Once we crested the hill we had a couple long downhills to the German border.  We stopped at the last town in CZ for morning tea/lunch at a nice looking restaurant/pension called Pension David (we couldn’t resist).  They had German and Czech menus but no English.  The waiter spoke German and Czech but no English either but he was helpful as best he could.  We eventually settled on omelets with onions, mushrooms and something green, which we thought might be green peppers.  We were quite surprised to be served omelets that contained onions, mushrooms and green peas – I am not a green pea fan.  I guess we need to work on our German a bit.

Soon after we crossed the border into Germany, or 20th country.  It was almost a complete non-event.  There were a couple small signs that we just about missed but nothing else official.  In fact, had it not been for the typical border souvenir stands selling near-authentic handicrafts, we might have ridden right past without noticing.  There were a couple up hills but it was generally down all the way to Piran and the Elbe River.  Our phone, with CZ SIM stopped working but we managed to find our way to the bike path along the river.  We had 15k of nice smooth German bike paths all the way into the heart of Dresden, a nice way to finish the ride.

It was still pretty early so we had time to sort out a German SIM and exchange our Czech money before heading to our host’s home.  The phone was harder than it should have been.  Vodapone was way too expensive for a 7 day plan and T-mobile was confused – thinking that I wanted to buy a contract – yes, I do need to work on my German.  Eventually we got this sorted, got the money changed and worked our way to our warmshowers hosts on the other side of the river where we met Ela and Toby.

We spent the rest of night sharing stories and talking about bicycle travels.  Ela and Toby completed a trip from Dresden to NZ a little over a year ago.  In fact, they were in Sydney on their trip only 2 days after we left to start our trip.  They stayed at some warmshowers along the route and having done a long trip like ours, they are perfect hosts.

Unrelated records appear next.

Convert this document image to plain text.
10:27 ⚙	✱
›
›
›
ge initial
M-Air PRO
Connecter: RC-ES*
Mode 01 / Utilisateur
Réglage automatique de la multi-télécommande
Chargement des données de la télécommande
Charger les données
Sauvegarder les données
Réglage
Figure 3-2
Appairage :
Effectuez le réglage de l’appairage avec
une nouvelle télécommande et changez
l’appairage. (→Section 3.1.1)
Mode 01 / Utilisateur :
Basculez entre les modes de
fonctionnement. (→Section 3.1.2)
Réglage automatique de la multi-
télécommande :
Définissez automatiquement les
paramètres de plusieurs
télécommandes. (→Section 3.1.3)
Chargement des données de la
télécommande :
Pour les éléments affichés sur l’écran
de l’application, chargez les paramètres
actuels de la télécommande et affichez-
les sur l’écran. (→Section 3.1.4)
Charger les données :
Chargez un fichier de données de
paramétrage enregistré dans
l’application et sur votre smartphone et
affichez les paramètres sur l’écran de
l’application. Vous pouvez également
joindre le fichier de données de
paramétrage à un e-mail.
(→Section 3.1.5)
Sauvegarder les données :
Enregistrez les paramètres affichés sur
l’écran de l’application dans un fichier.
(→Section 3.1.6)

We are going to spend the weekend here, getting a look around at Dresden and maybe getting some bike maintenance done.  Toby was quite impressed by my hand carved wooded Ortlieb handlebar support but thought that the local shop might have a replacement part for the broken one we’ve had welded so far twice on the trip – we’ll share royalties on the wooden part if Ortlieb makes any sort of financial offer.